Wednesday, August 27, 2014

Democracy

When monarchists, traditionalists, and reactionaries criticize "Democracy," we do not necessarily reject the very idea of elections or legislatures (though some might). Rather, we reject the modern idea that Democracy (a word disliked even by most of the American founders) is always the best form of government, and that "democratic" is necessarily good and "undemocratic" necessarily bad. We deny that democracy is the only source of political legitimacy. We deny that Democracy is an end in itself. The existence of some sort of elected legislature as a check on the power of the monarch or his chief minister may be a good thing in particular circumstances. Democratic structures make the most sense at the local level. But the genuine common good is not necessarily best served by universal suffrage, and an elected legislative chamber should in turn be checked by a hereditary component (e.g. the pre-1999 or better yet pre-1911 British House of Lords). Of course all this is sadly quite theoretical in the West today, but perhaps times will change.

4 comments:

Flambeaux said...

Oh, times will change, no doubt about that. But the forthcoming despotisms will be atheist, materialistic, brutal, and tyrannical.

There is no chance they will be positively influenced by Christianity; there is no chance for the restoration of Christendom.

The late Archbishop Fulton Sheen observed that "Christendom is dead but Christ is Risen." He meant that efforts to put Humpty-Dumpty back together again were doomed to fail but we had no cause to be morose or helpless.

The world that is emerging from the current ruins of Christendom, the last vestiges of which were butchered on the Eastern and Western Fronts a mere century ago, will be different but we cannot yet see how.

Pair O' Dimes said...

One question I ask of those who support universal suffrage is this: Who are "the people"? This is a crucial question in order to know where your country lies.

And the fact is, once you have defined "the people" as literally anyone of any ethnic group or sex (not in terms of human beings who deserve to have their natural rights respected, as that of course includes all human beings on earth, but in terms of having sovereignty, having the ability to vote and run for office), I see no logical consistency between this and having multiple sovereign nations at all.

But then what? Do you have one nation effectively conquering the world, or (for consistency's sake) do you do away with all nations and produce one global government not based on any preexisting nation that never existed before? After all, if the French are human beings, why deny them a vote in what happens in the USA?

But why have one global republic, even if it is more consistent with universal suffrage, when it's never been tried and we don't know what to expect from it? On top of which, by that logic, because we've never had a global republic in history, we've all been "traitors" all this time, guilty of "crimes against humanity". Does that really make sense, outside of a Marxist or quasi-Marxist view of history (which I believe is from the Devil--certainly no Christian should believe in it)?

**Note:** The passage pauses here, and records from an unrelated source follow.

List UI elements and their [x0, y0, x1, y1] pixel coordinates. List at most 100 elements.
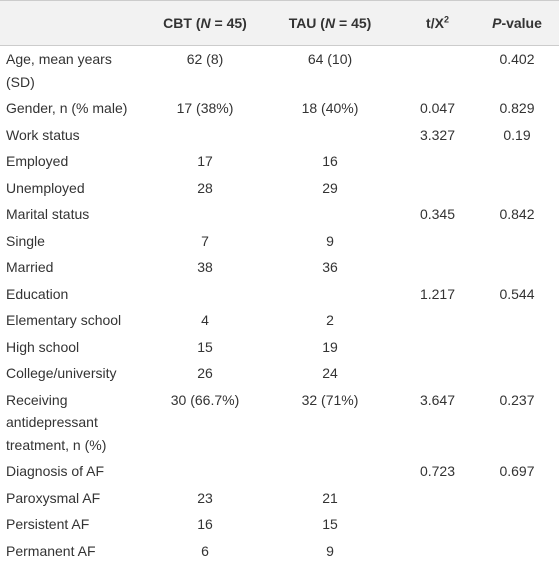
table-cell: 17 [150, 148, 260, 175]
table-cell [475, 334, 559, 361]
table-cell [150, 201, 260, 228]
header-text: = 45) [335, 15, 371, 31]
table-cell: Unemployed [0, 175, 150, 202]
table-cell: 0.402 [475, 46, 559, 96]
table-cell: Persistent AF [0, 511, 150, 538]
table-cell: 0.345 [400, 201, 475, 228]
table-cell: Education [0, 281, 150, 308]
header-text: t/X [426, 15, 444, 31]
table-cell: Employed [0, 148, 150, 175]
table-cell [260, 281, 400, 308]
table-cell: 64 (10) [260, 46, 400, 96]
table-cell: 0.697 [475, 458, 559, 485]
header-cell: CBT (N = 45) [150, 1, 260, 46]
table-cell [475, 511, 559, 538]
table-cell: 7 [150, 228, 260, 255]
table-cell: 0.19 [475, 122, 559, 149]
table-cell [260, 122, 400, 149]
table-cell: 9 [260, 228, 400, 255]
header-text: N [325, 15, 335, 31]
table-row: Receiving antidepressant treatment, n (%… [0, 387, 559, 459]
table-cell [400, 485, 475, 512]
header-text: CBT ( [163, 15, 200, 31]
table-cell: 0.723 [400, 458, 475, 485]
table-cell: 19 [260, 334, 400, 361]
table-cell [475, 360, 559, 387]
table-cell: 23 [150, 485, 260, 512]
table-cell: 26 [150, 360, 260, 387]
table-cell [475, 485, 559, 512]
table-cell: 62 (8) [150, 46, 260, 96]
table-cell: 16 [150, 511, 260, 538]
table-cell: 4 [150, 307, 260, 334]
table-cell [260, 201, 400, 228]
table-cell [400, 360, 475, 387]
table-cell: 0.237 [475, 387, 559, 459]
header-cell: TAU (N = 45) [260, 1, 400, 46]
table-cell: 0.047 [400, 95, 475, 122]
table-cell: 3.327 [400, 122, 475, 149]
table-cell: 30 (66.7%) [150, 387, 260, 459]
header-text: TAU ( [289, 15, 325, 31]
table-cell [400, 46, 475, 96]
table-cell: Gender, n (% male) [0, 95, 150, 122]
table-cell [400, 254, 475, 281]
table-cell: 24 [260, 360, 400, 387]
table-header: CBT (N = 45) TAU (N = 45) t/X2 P-value [0, 1, 559, 46]
table-cell: 38 [150, 254, 260, 281]
table-cell: 3.647 [400, 387, 475, 459]
table-cell [475, 148, 559, 175]
table-cell: 2 [260, 307, 400, 334]
table-cell: Work status [0, 122, 150, 149]
table-cell [260, 458, 400, 485]
table-cell [475, 254, 559, 281]
header-text: 2 [444, 14, 449, 24]
table-cell [475, 175, 559, 202]
table-cell: 15 [260, 511, 400, 538]
table-cell [400, 148, 475, 175]
table-cell [400, 334, 475, 361]
table-cell [400, 538, 475, 564]
table-row: Age, mean years (SD)62 (8)64 (10) 0.402 [0, 46, 559, 96]
table-cell: Marital status [0, 201, 150, 228]
table-cell: College/university [0, 360, 150, 387]
table-cell: 16 [260, 148, 400, 175]
header-text: -value [501, 15, 541, 31]
table-cell [400, 511, 475, 538]
table-cell [400, 307, 475, 334]
table-cell: Permanent AF [0, 538, 150, 564]
table-cell: Age, mean years (SD) [0, 46, 150, 96]
table-cell: 28 [150, 175, 260, 202]
table-cell: Paroxysmal AF [0, 485, 150, 512]
table-cell: 9 [260, 538, 400, 564]
table-cell: Elementary school [0, 307, 150, 334]
header-text: = 45) [211, 15, 247, 31]
table-cell [150, 122, 260, 149]
table-cell [475, 538, 559, 564]
header-cell: t/X2 [400, 1, 475, 46]
header-cell [0, 1, 150, 46]
table-cell: 0.544 [475, 281, 559, 308]
table-cell [475, 307, 559, 334]
table-cell [400, 228, 475, 255]
header-text: N [201, 15, 211, 31]
header-cell: P-value [475, 1, 559, 46]
table-cell: 15 [150, 334, 260, 361]
table-cell: 18 (40%) [260, 95, 400, 122]
header-row: CBT (N = 45) TAU (N = 45) t/X2 P-value [0, 1, 559, 46]
table-cell [475, 228, 559, 255]
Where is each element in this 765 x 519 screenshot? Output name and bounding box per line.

And as far as I can tell, giving both sexes the vote introduces discord into the family because it means that husbands and wives can vote against each other. The only way to prevent that would be to stifle people's free will with regard to voting by mandating that married couples must vote the same way if they vote at all--but that could easily make marriage appear to be undesirable and lead to marriage (and thus the family, the kernel of any society) being under attack. Do we want an all-powerful government that threatens to tear apart any group other than itself?

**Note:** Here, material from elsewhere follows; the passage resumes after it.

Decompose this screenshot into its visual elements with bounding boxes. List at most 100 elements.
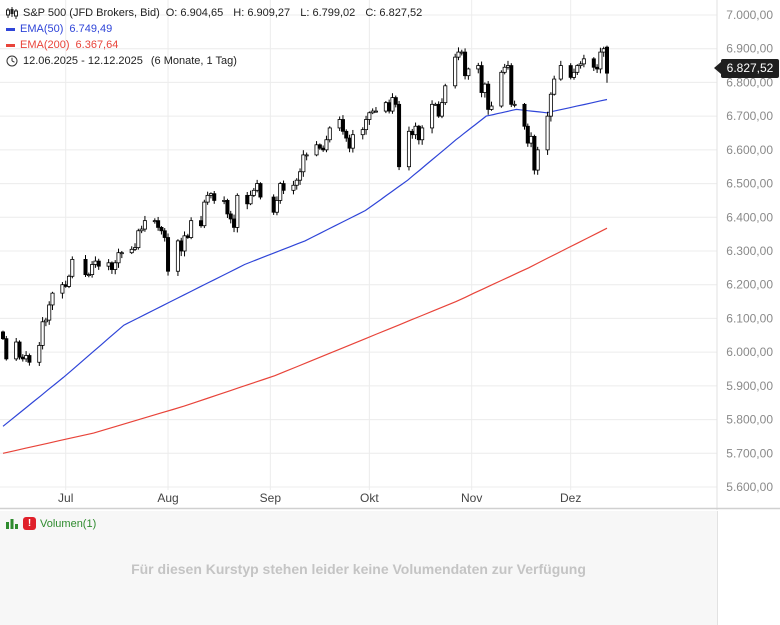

Therefore I don't think it makes sense for all ethnicities, or for both sexes, to have the vote--and I find it telling that this very belief, irrespective of reasons for it, would be condemned as "racist" or "sexist". I think you kind of have to condemn such "old-fashioned" views in order to use peer pressure to support a position that doesn't make sense--otherwise, why not simply look to reasoned arguments to support it and appeal to people's sense of reason? Are we really post-"Enlightenment" now, so that even reason is obsolete? Are we not allowed to think for ourselves? Does reason get punished like Piggy in "Lord of the Flies"?

And let's not forget that petition is a right--not having the vote doesn't mean having no voice in government at all, as if we were the slaves of the government. Even a king should respect God and the Church, and should adhere to the law and to the culture of the nation--and we forget the power of peer pressure even when there is not the force of the law to punish transgressors. Likewise, we forget the virtue of trust--without which there is no society, as a baby cannot survive without trusting his parents.

Sorry for the rant, I just thought I'd put my two cents in.

Pair O' Dimes said...

*not based on any preexisting nation that EVER existed before, excuse me.

Pair O' Dimes said...

@Flambeaux: Christendom is going to come back. Just not by human effort alone. The Cross always comes before the Resurrection.